Sleep and death.
2006-01-30 - 2:23 a.m.

I've become so accustomed to going to bed with him and sleeping beside him.

When he falls asleep before me, and I'm left to come to bed later, I almost dread it. I almost feel like never coming to bed at all tonight, rather than come into that silent room and lie beside that cold, unresponsive body.
He doesn't like to be bothered when he's sleeping, so any thought of cuddling, or asking him to move is out of the question. I just have to find a place he hasn't taken up, climb in, and try to find solace even though he isn't awake.

My peak weight shot up to 370 or so pounds last year. I've got it down to 354 again, but not without almost completely changing the way I eat.
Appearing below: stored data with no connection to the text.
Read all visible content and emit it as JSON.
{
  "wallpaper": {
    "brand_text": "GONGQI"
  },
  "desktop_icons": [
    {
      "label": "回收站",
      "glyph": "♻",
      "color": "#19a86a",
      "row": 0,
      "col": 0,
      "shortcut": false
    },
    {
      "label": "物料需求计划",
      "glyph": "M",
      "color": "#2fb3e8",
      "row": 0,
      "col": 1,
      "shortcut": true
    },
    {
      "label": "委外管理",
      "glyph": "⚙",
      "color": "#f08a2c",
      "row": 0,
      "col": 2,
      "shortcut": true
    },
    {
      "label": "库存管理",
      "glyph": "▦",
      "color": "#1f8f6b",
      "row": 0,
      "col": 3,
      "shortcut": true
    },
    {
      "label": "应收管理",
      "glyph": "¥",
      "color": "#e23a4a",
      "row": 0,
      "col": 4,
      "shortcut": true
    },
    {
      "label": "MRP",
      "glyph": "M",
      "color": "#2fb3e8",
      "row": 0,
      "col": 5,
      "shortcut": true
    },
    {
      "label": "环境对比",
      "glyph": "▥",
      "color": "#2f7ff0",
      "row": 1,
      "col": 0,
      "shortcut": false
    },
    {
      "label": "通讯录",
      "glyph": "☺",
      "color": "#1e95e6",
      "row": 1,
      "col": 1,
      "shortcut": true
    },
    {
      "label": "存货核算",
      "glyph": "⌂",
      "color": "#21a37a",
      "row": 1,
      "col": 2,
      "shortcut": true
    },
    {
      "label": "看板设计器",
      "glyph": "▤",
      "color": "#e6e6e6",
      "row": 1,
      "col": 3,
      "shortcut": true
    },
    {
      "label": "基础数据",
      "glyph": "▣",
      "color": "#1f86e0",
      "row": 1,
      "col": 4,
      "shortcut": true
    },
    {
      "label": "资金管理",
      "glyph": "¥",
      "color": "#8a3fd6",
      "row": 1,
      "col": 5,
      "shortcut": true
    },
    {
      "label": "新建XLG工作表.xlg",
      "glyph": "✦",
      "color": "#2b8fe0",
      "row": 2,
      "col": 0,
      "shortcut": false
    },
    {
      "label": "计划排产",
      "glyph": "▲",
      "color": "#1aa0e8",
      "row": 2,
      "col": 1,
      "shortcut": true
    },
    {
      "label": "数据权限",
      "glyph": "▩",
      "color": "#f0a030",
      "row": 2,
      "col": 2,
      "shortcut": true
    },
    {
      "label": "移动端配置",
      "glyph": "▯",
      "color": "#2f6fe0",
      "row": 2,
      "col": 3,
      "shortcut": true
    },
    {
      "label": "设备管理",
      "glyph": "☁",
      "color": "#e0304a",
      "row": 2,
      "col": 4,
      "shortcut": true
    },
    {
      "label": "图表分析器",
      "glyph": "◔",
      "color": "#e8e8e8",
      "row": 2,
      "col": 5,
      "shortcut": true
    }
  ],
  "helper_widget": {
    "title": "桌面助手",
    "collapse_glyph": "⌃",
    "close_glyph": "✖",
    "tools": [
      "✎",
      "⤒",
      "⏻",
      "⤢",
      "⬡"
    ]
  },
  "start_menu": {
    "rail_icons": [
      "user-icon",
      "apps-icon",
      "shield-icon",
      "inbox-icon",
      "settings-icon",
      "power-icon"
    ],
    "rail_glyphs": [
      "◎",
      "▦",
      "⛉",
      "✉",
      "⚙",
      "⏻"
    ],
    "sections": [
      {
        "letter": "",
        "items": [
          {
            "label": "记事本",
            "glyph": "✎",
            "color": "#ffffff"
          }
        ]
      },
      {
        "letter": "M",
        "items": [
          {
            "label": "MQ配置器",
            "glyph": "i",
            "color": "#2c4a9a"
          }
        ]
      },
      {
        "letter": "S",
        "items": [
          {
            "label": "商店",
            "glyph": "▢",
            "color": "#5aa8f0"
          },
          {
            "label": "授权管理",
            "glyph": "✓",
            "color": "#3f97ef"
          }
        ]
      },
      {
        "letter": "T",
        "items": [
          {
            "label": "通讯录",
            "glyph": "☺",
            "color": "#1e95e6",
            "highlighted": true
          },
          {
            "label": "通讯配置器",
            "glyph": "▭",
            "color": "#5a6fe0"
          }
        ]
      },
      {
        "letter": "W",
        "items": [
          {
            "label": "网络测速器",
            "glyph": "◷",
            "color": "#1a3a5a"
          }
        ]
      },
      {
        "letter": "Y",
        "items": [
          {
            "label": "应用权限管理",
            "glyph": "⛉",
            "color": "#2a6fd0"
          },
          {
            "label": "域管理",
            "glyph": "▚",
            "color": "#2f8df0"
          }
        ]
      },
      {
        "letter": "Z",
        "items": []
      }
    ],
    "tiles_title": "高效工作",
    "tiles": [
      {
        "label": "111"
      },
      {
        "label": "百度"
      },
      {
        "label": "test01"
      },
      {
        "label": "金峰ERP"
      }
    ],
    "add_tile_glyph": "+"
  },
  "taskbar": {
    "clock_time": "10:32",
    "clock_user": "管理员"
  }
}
I never thought I could change completely. I never thought I could *crave* carrots. I never thought I would eat salad. But 400 pounds loomed in the distance. The very near distance. And I didn't want to go there.

I think I might have bad circulatory problems with my legs. That would explain why they swell over my socks all the time, and have always been so tender to the touch. My legs have always been oversensitive to people just poking them and touching them, maybe it's because I have nasty, old, sagging veins and I'll die in the next few years, even if I do lose the weight.
Maybe I've pushed my body too far in the last 22 years, and there's no going back. Maybe I've fucked myself up so bad, no amount of homeopathic remedies or surgery could every help me anymore.

It's like, 2AM. I go to work 8 hours tomorrow, then spend 3 more in school. And I don't want to sleep.